Indian Islamic scholar (1942–2002)

Shafiqur Rahman Nadwi (1942–2002), also written as Shafiq-ur-Rahman Nadwi, was an Indian Islamic scholar and a writer of Arabic and Urdu. He was an alumni and professor of Darul Uloom Nadwatul Ulama and the author of the famous book of Fiqh in Arabic, Al-Fiqh Al-Muyassar. He also served as the office-in-charge of the madrasas affiliated with Darul Uloom Nadwatul Ulama, which numbered 150 at the time.

== Early life and education ==
Shafiqur Rehman Nadwi was born on 9 June 1942, to Manzoor Hasan Siddiqui in Sant Pur, Nautan Block, West Champaran District, in the Indian state of Bihar.

He received his early education in madrasas near his homeland, including Madrasa Islamia of Bettiah, from where he enrolled in Darul Uloom Nadwatul Ulama, Lucknow, on 10 June 1956, and graduated from there in February 1962.

His teachers included Muḥammad Ishaq Sandelwi, Abul Hasan Ali Hasani Nadwi, Manzoor Nomani, Abdul Hafiz Balyawi, Rabey Hasani Nadwi, and Saeed-ur-Rahman Azmi Nadvi.

During his student days, in 1959, under the supervision of Rabey Hasani Nadwi, an Arabic fortnightly magazine, Al-Raid, was published by the students' Arabic club, An Nadi al Arabi of Darul Uloom Nadwatul Ulama, which was edited by him.
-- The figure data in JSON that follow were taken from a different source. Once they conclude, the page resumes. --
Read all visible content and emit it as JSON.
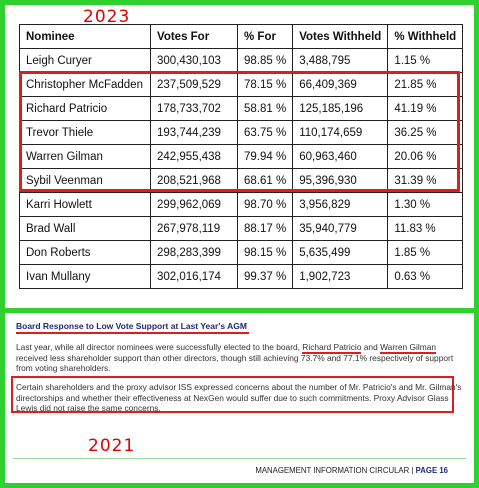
{
  "top_year": "2023",
  "bottom_year": "2021",
  "table": {
    "headers": [
      "Nominee",
      "Votes For",
      "% For",
      "Votes Withheld",
      "% Withheld"
    ],
    "rows": [
      [
        "Leigh Curyer",
        "300,430,103",
        "98.85 %",
        "3,488,795",
        "1.15 %"
      ],
      [
        "Christopher McFadden",
        "237,509,529",
        "78.15 %",
        "66,409,369",
        "21.85 %"
      ],
      [
        "Richard Patricio",
        "178,733,702",
        "58.81 %",
        "125,185,196",
        "41.19 %"
      ],
      [
        "Trevor Thiele",
        "193,744,239",
        "63.75 %",
        "110,174,659",
        "36.25 %"
      ],
      [
        "Warren Gilman",
        "242,955,438",
        "79.94 %",
        "60,963,460",
        "20.06 %"
      ],
      [
        "Sybil Veenman",
        "208,521,968",
        "68.61 %",
        "95,396,930",
        "31.39 %"
      ],
      [
        "Karri Howlett",
        "299,962,069",
        "98.70 %",
        "3,956,829",
        "1.30 %"
      ],
      [
        "Brad Wall",
        "267,978,119",
        "88.17 %",
        "35,940,779",
        "11.83 %"
      ],
      [
        "Don Roberts",
        "298,283,399",
        "98.15 %",
        "5,635,499",
        "1.85 %"
      ],
      [
        "Ivan Mullany",
        "302,016,174",
        "99.37 %",
        "1,902,723",
        "0.63 %"
      ]
    ]
  },
  "document": {
    "heading": "Board Response to Low Vote Support at Last Year's AGM",
    "para1_line1_a": "Last year, while all director nominees were successfully elected to the board, ",
    "para1_name1": "Richard Patricio",
    "para1_line1_b": " and ",
    "para1_name2": "Warren Gilman",
    "para1_rest": "received less shareholder support than other directors, though still achieving 73.7% and 77.1% respectively of support from voting shareholders.",
    "para2": "Certain shareholders and the proxy advisor ISS expressed concerns about the number of Mr. Patricio's and Mr. Gilman's directorships and whether their effectiveness at NexGen would suffer due to such commitments. Proxy Advisor Glass Lewis did not raise the same concerns.",
    "footer_text": "MANAGEMENT INFORMATION CIRCULAR | ",
    "footer_page": "PAGE 16"
  },
  "colors": {
    "frame": "#2fd12f",
    "annotation_red": "#e21b1b",
    "heading_blue": "#1f2a7a"
  }
}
But in October 1960, with issue 8/7 in its second year, his name appeared on the front page for the first time as editor-in-chief.

== Career ==
Shafiqur Rahman started his teaching career in April 1962 at Madrasa Islah al-Muslimeen Pathar Ki Masjid, Patna, after graduating from Nadwa. After two years, on the suggestion of Abul Irfan Khan Nadwi, the working principal of Darul Uloom Nadwatul Ulama, he was appointed as a teacher at Darul Uloom Nadwatul Ulama in February 1964. He returned to his homeland after serving one year as a teacher and spent seven to eight years as a trader and journalist. In 1972, he became rector of Rifahul Muslimeen in Rampur Kesaria, East Champaran, Bihar. In 1974, on the advice of his teacher Rabey Hasani Nadwi, he was returned to Darul Uloom Nadwatul Ulama and served there as a teacher until his death.

He also served as the office-in-charge of 150 affiliated madrasas of Darul Uloom Nadwatul Ulama; all activities in this regard were carried out based on his report and recommendations, and he also visited these affiliated madrasas.
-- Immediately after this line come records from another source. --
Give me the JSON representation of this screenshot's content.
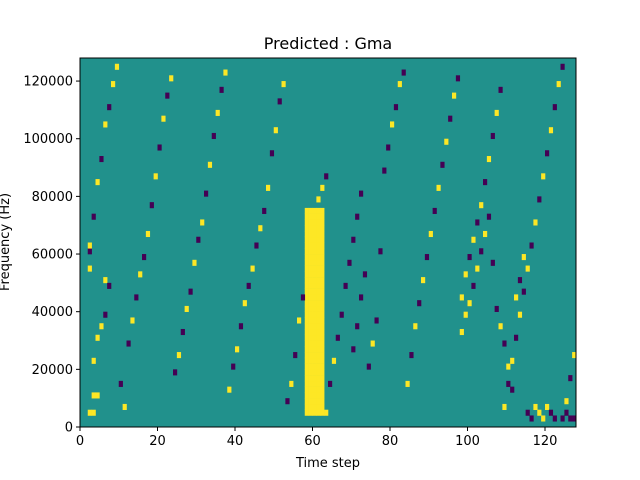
{
  "chart_data": {
    "type": "heatmap",
    "title": "Predicted : Gma",
    "xlabel": "Time step",
    "ylabel": "Frequency (Hz)",
    "xlim": [
      0,
      128
    ],
    "ylim": [
      0,
      128000
    ],
    "xticks": [
      0,
      20,
      40,
      60,
      80,
      100,
      120
    ],
    "yticks": [
      0,
      20000,
      40000,
      60000,
      80000,
      100000,
      120000
    ],
    "n_time_steps": 128,
    "n_freq_bins": 64,
    "colormap": "viridis",
    "colors": {
      "background": "#21918c",
      "high": "#fde725",
      "low": "#440154",
      "axes": "#000000"
    },
    "background_value": 0.5,
    "dense_column": {
      "x": [
        58,
        62
      ],
      "y_range": [
        4000,
        76000
      ],
      "value": 1
    },
    "cells": [
      [
        2,
        4,
        1
      ],
      [
        3,
        4,
        1
      ],
      [
        3,
        10,
        1
      ],
      [
        4,
        10,
        1
      ],
      [
        3,
        22,
        1
      ],
      [
        4,
        30,
        1
      ],
      [
        5,
        34,
        1
      ],
      [
        6,
        38,
        0
      ],
      [
        6,
        50,
        1
      ],
      [
        7,
        48,
        0
      ],
      [
        2,
        54,
        1
      ],
      [
        2,
        60,
        0
      ],
      [
        2,
        62,
        1
      ],
      [
        3,
        72,
        0
      ],
      [
        4,
        84,
        1
      ],
      [
        5,
        92,
        0
      ],
      [
        6,
        104,
        1
      ],
      [
        7,
        110,
        0
      ],
      [
        8,
        118,
        1
      ],
      [
        9,
        124,
        1
      ],
      [
        10,
        14,
        0
      ],
      [
        11,
        6,
        1
      ],
      [
        12,
        28,
        0
      ],
      [
        13,
        36,
        1
      ],
      [
        14,
        44,
        0
      ],
      [
        15,
        52,
        1
      ],
      [
        16,
        58,
        0
      ],
      [
        17,
        66,
        1
      ],
      [
        18,
        76,
        0
      ],
      [
        19,
        86,
        1
      ],
      [
        20,
        96,
        0
      ],
      [
        21,
        106,
        1
      ],
      [
        22,
        114,
        0
      ],
      [
        23,
        120,
        1
      ],
      [
        24,
        18,
        0
      ],
      [
        25,
        24,
        1
      ],
      [
        26,
        32,
        0
      ],
      [
        27,
        40,
        1
      ],
      [
        28,
        46,
        0
      ],
      [
        29,
        56,
        1
      ],
      [
        30,
        64,
        0
      ],
      [
        31,
        70,
        1
      ],
      [
        32,
        80,
        0
      ],
      [
        33,
        90,
        1
      ],
      [
        34,
        100,
        0
      ],
      [
        35,
        108,
        1
      ],
      [
        36,
        116,
        0
      ],
      [
        37,
        122,
        1
      ],
      [
        38,
        12,
        1
      ],
      [
        39,
        20,
        0
      ],
      [
        40,
        26,
        1
      ],
      [
        41,
        34,
        0
      ],
      [
        42,
        42,
        1
      ],
      [
        43,
        48,
        0
      ],
      [
        44,
        54,
        1
      ],
      [
        45,
        62,
        0
      ],
      [
        46,
        68,
        1
      ],
      [
        47,
        74,
        0
      ],
      [
        48,
        82,
        1
      ],
      [
        49,
        94,
        0
      ],
      [
        50,
        102,
        1
      ],
      [
        51,
        112,
        0
      ],
      [
        52,
        118,
        1
      ],
      [
        53,
        8,
        0
      ],
      [
        54,
        14,
        1
      ],
      [
        55,
        24,
        0
      ],
      [
        56,
        36,
        1
      ],
      [
        57,
        44,
        0
      ],
      [
        63,
        4,
        1
      ],
      [
        64,
        14,
        0
      ],
      [
        65,
        22,
        1
      ],
      [
        66,
        30,
        0
      ],
      [
        67,
        38,
        0
      ],
      [
        68,
        48,
        0
      ],
      [
        69,
        56,
        0
      ],
      [
        70,
        64,
        0
      ],
      [
        71,
        72,
        0
      ],
      [
        72,
        80,
        0
      ],
      [
        70,
        26,
        0
      ],
      [
        71,
        34,
        0
      ],
      [
        72,
        44,
        0
      ],
      [
        73,
        52,
        0
      ],
      [
        74,
        20,
        0
      ],
      [
        75,
        28,
        1
      ],
      [
        76,
        36,
        0
      ],
      [
        77,
        60,
        0
      ],
      [
        78,
        88,
        0
      ],
      [
        79,
        96,
        0
      ],
      [
        80,
        104,
        1
      ],
      [
        81,
        110,
        0
      ],
      [
        82,
        118,
        1
      ],
      [
        83,
        122,
        0
      ],
      [
        84,
        14,
        1
      ],
      [
        85,
        24,
        0
      ],
      [
        86,
        34,
        1
      ],
      [
        87,
        42,
        0
      ],
      [
        88,
        50,
        1
      ],
      [
        89,
        58,
        0
      ],
      [
        90,
        66,
        1
      ],
      [
        91,
        74,
        0
      ],
      [
        92,
        82,
        1
      ],
      [
        93,
        90,
        0
      ],
      [
        94,
        98,
        1
      ],
      [
        95,
        106,
        0
      ],
      [
        96,
        114,
        1
      ],
      [
        97,
        120,
        0
      ],
      [
        98,
        44,
        1
      ],
      [
        99,
        52,
        1
      ],
      [
        100,
        58,
        0
      ],
      [
        101,
        64,
        1
      ],
      [
        102,
        70,
        0
      ],
      [
        103,
        76,
        1
      ],
      [
        104,
        84,
        0
      ],
      [
        105,
        92,
        1
      ],
      [
        106,
        100,
        0
      ],
      [
        107,
        108,
        1
      ],
      [
        108,
        116,
        0
      ],
      [
        109,
        6,
        1
      ],
      [
        110,
        14,
        0
      ],
      [
        111,
        22,
        1
      ],
      [
        112,
        30,
        0
      ],
      [
        113,
        38,
        1
      ],
      [
        114,
        46,
        0
      ],
      [
        115,
        54,
        1
      ],
      [
        116,
        62,
        0
      ],
      [
        117,
        70,
        1
      ],
      [
        118,
        78,
        0
      ],
      [
        119,
        86,
        1
      ],
      [
        120,
        94,
        0
      ],
      [
        121,
        102,
        1
      ],
      [
        122,
        110,
        0
      ],
      [
        123,
        118,
        1
      ],
      [
        124,
        124,
        0
      ],
      [
        125,
        8,
        1
      ],
      [
        126,
        16,
        0
      ],
      [
        127,
        24,
        1
      ],
      [
        115,
        4,
        0
      ],
      [
        116,
        2,
        0
      ],
      [
        117,
        6,
        1
      ],
      [
        118,
        4,
        1
      ],
      [
        119,
        2,
        1
      ],
      [
        120,
        6,
        1
      ],
      [
        121,
        4,
        0
      ],
      [
        122,
        2,
        0
      ],
      [
        124,
        2,
        0
      ],
      [
        125,
        4,
        0
      ],
      [
        126,
        2,
        0
      ],
      [
        127,
        2,
        0
      ],
      [
        98,
        32,
        1
      ],
      [
        99,
        38,
        1
      ],
      [
        100,
        42,
        1
      ],
      [
        101,
        48,
        0
      ],
      [
        102,
        54,
        1
      ],
      [
        103,
        60,
        0
      ],
      [
        104,
        66,
        1
      ],
      [
        105,
        72,
        0
      ],
      [
        106,
        56,
        0
      ],
      [
        107,
        40,
        0
      ],
      [
        108,
        34,
        1
      ],
      [
        109,
        28,
        0
      ],
      [
        110,
        20,
        1
      ],
      [
        111,
        12,
        0
      ],
      [
        112,
        44,
        1
      ],
      [
        113,
        50,
        0
      ],
      [
        114,
        58,
        1
      ],
      [
        61,
        78,
        1
      ],
      [
        62,
        82,
        1
      ],
      [
        63,
        86,
        0
      ]
    ]
  }
}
On Abul Hasan Ali Hasani Nadwi's order, he wrote the book Al-Fiqh Al-Muyassar, which is a curriculum featured in universities throughout the country and overseas, including Darul Uloom Nadwatul Ulama and all of its branches. Apart from that, his articles have been published both in India and overseas.

His son Tariq Shafiq Nadwi, President of Urdu Department, Islamia College, Gorakhpur, has written an analytical commentary on his five-year activities in the monthly Zikr o Fikr, New Delhi, titled Matā'-e-Zikr-o-Fikr.
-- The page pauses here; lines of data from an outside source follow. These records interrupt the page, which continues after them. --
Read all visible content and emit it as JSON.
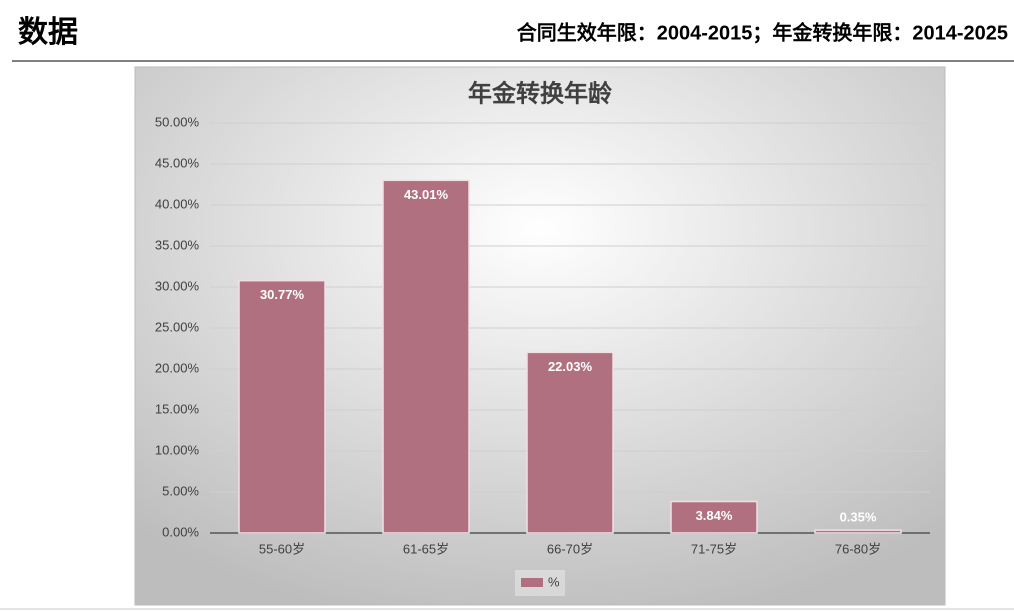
{
  "header": {
    "left": "数据",
    "right": "合同生效年限：2004-2015；年金转换年限：2014-2025"
  },
  "chart_data": {
    "type": "bar",
    "title": "年金转换年龄",
    "categories": [
      "55-60岁",
      "61-65岁",
      "66-70岁",
      "71-75岁",
      "76-80岁"
    ],
    "series": [
      {
        "name": "%",
        "color": "#b07080",
        "values": [
          30.77,
          43.01,
          22.03,
          3.84,
          0.35
        ],
        "value_labels": [
          "30.77%",
          "43.01%",
          "22.03%",
          "3.84%",
          "0.35%"
        ]
      }
    ],
    "ylim": [
      0,
      50
    ],
    "yticks": [
      {
        "value": 0,
        "label": "0.00%"
      },
      {
        "value": 5,
        "label": "5.00%"
      },
      {
        "value": 10,
        "label": "10.00%"
      },
      {
        "value": 15,
        "label": "15.00%"
      },
      {
        "value": 20,
        "label": "20.00%"
      },
      {
        "value": 25,
        "label": "25.00%"
      },
      {
        "value": 30,
        "label": "30.00%"
      },
      {
        "value": 35,
        "label": "35.00%"
      },
      {
        "value": 40,
        "label": "40.00%"
      },
      {
        "value": 45,
        "label": "45.00%"
      },
      {
        "value": 50,
        "label": "50.00%"
      }
    ],
    "grid": true,
    "legend": "bottom"
  }
}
He was also among those scholars who considered it right to establish a TV station with the sole purpose of defending Islam and Islamic teachings and propagating the message of Islam.

== Death ==
Shafiqur Rahman died on 24 June 2002 (Rabi' al-Thani 12, 1423 AH) at dawn due to cardiac arrest. The funeral prayer was led by Saeed-ur-Rahman Azmi Nadvi in the premises of Darul Uloom Nadwatul Ulama, Lucknow and he was buried in the Daliganj graveyard. His wife and five children survived him, along with two sons, Tariq Shafiq Nadwi and Khalid Shafiq Nadwi.